Writing at Inside Sources, Aparna Mathur comes at the decision to raise the minimum wage from another tack:
The movement for a $15 minimum wage in cities such as New York, Seattle and Los Angeles has many economists and policymakers worried. Supporters of a minimum wage hike have typically favored modest hikes in the minimum wage under the assumption that modest hikes could result in no more than modest job losses. A small negative impact on employment could be acceptable so long as it resulted in a large hike in earnings for other workers. But let’s step back and ask what we mean by “modest” job losses? Last year, the Congressional Budget Office modeled an increase in the federal minimum wage from $7.25 to $10.10 and found that nearly 500,000 jobs could be eliminated as a result. A loss of 500,000 jobs is not trivial, but would these losses be acceptable if nearly 16.5 million workers experienced wage gains? This is the quintessential trade-off associated with minimum wage hikes: a lost job for some and a higher wage for others. From my perspective, this trade-off is not only unacceptable, but also one that policymakers need not make.
She continues by pointing to the Earned Income Tax Credit as another way of boosting the incomes of low wage workers which won’t have the adverse effect of throwing the people you’re presumably trying to help out of work.

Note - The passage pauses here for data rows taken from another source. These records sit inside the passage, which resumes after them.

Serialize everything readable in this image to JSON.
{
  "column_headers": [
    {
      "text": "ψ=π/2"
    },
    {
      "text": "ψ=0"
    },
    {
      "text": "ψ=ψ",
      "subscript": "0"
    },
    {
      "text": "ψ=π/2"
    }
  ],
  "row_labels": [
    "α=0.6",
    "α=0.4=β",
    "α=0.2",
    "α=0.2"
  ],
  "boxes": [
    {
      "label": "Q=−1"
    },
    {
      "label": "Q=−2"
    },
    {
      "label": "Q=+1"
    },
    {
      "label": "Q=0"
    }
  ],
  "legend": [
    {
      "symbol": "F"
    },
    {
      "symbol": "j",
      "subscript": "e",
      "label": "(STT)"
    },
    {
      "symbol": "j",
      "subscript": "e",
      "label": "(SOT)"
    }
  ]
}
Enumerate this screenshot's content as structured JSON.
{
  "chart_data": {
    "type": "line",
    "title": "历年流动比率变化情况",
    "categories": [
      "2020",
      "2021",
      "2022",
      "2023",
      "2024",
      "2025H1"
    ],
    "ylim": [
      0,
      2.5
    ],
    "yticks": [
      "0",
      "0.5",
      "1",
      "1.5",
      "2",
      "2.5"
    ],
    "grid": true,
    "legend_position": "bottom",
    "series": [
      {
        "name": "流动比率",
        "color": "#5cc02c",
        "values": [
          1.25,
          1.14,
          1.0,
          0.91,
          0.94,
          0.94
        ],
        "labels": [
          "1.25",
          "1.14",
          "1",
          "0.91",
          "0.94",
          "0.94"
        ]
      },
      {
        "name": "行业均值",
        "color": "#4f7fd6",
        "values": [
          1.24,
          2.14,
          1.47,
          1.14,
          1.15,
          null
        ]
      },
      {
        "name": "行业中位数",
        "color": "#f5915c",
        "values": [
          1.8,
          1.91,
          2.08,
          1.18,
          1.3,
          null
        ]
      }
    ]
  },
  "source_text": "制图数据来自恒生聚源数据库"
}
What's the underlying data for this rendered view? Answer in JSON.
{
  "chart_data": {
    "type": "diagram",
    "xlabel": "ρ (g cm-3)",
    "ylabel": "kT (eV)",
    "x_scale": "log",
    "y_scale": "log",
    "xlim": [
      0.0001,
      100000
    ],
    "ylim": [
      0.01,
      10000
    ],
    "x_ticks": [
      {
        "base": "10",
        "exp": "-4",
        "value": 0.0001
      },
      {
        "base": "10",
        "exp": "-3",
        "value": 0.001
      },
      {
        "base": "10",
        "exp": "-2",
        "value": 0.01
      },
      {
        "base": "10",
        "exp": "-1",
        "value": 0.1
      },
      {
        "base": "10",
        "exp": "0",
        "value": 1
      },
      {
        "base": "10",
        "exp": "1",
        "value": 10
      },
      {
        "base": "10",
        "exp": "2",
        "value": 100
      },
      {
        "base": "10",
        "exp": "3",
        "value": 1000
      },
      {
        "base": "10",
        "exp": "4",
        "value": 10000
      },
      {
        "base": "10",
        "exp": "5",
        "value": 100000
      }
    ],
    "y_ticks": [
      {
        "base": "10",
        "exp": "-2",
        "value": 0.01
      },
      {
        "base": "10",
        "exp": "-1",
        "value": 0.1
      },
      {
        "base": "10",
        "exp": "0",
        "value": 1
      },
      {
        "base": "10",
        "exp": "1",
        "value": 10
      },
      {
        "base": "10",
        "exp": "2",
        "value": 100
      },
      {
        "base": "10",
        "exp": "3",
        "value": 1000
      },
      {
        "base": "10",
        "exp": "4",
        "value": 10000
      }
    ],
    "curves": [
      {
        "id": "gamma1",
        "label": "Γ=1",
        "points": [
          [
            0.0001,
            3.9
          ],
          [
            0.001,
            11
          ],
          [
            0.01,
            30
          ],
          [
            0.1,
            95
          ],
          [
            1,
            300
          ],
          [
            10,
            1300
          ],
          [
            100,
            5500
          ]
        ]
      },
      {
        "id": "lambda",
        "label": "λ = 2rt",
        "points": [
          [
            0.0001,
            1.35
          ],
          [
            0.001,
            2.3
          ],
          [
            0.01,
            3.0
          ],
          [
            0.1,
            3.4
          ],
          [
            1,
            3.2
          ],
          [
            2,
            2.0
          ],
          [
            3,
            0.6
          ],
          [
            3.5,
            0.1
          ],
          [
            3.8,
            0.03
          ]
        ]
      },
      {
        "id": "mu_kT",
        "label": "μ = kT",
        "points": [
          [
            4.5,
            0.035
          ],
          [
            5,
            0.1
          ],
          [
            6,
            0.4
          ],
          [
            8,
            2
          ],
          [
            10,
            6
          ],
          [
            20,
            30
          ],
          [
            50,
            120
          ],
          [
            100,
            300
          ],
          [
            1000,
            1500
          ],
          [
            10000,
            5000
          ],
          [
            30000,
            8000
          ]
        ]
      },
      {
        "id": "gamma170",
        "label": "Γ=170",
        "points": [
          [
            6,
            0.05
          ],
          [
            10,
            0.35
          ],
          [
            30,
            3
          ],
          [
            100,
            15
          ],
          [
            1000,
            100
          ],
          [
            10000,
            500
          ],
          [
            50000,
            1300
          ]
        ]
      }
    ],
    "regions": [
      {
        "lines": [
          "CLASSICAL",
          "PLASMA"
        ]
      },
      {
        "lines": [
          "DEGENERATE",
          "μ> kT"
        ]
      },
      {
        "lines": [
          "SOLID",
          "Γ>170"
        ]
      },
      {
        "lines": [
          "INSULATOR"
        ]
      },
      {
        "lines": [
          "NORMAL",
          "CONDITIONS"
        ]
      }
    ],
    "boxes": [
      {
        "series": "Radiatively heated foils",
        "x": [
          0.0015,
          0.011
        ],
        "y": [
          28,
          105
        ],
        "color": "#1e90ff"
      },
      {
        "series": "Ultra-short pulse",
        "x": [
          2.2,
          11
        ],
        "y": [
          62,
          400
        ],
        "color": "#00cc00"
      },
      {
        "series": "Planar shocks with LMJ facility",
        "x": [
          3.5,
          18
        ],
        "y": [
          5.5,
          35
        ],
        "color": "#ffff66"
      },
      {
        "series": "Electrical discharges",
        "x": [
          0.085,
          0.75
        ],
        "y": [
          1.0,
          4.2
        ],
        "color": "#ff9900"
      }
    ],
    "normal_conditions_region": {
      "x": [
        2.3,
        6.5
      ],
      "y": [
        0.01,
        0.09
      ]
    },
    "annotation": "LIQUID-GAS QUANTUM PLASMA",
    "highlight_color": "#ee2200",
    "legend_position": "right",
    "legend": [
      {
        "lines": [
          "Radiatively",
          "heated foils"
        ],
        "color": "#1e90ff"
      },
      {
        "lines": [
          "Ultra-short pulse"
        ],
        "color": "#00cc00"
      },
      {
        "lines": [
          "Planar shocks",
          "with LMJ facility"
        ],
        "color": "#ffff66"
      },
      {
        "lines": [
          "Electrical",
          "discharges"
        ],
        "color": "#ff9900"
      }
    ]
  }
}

One of the complications is that workers earning the minimum wage are not a monolithic group. According to Pew Research almost two-thirds are part-time workers, whether by default or by design is not mentioned, and more than 50% are under the age of 24. Just about half are white women. A quarter self-identify as something other than white. The overwhelming preponderance work in fast food or retail.
It seems to me that in order to come up with an effective policy you’ve got to decide which group you’re trying to help. A policy tailored to help white college kids probably won’t do much for full-time Hispanic workers over the age of 25 who are trying to support a family and send money back to Mama in Mexico. And policies designed for either of those groups probably won’t do anything for black teenagers.
Of course, if the objective of the policy is to signal your concern for people earning a low income without actually requiring you to have any concern for those people, full speed ahead with upping the minimum wage!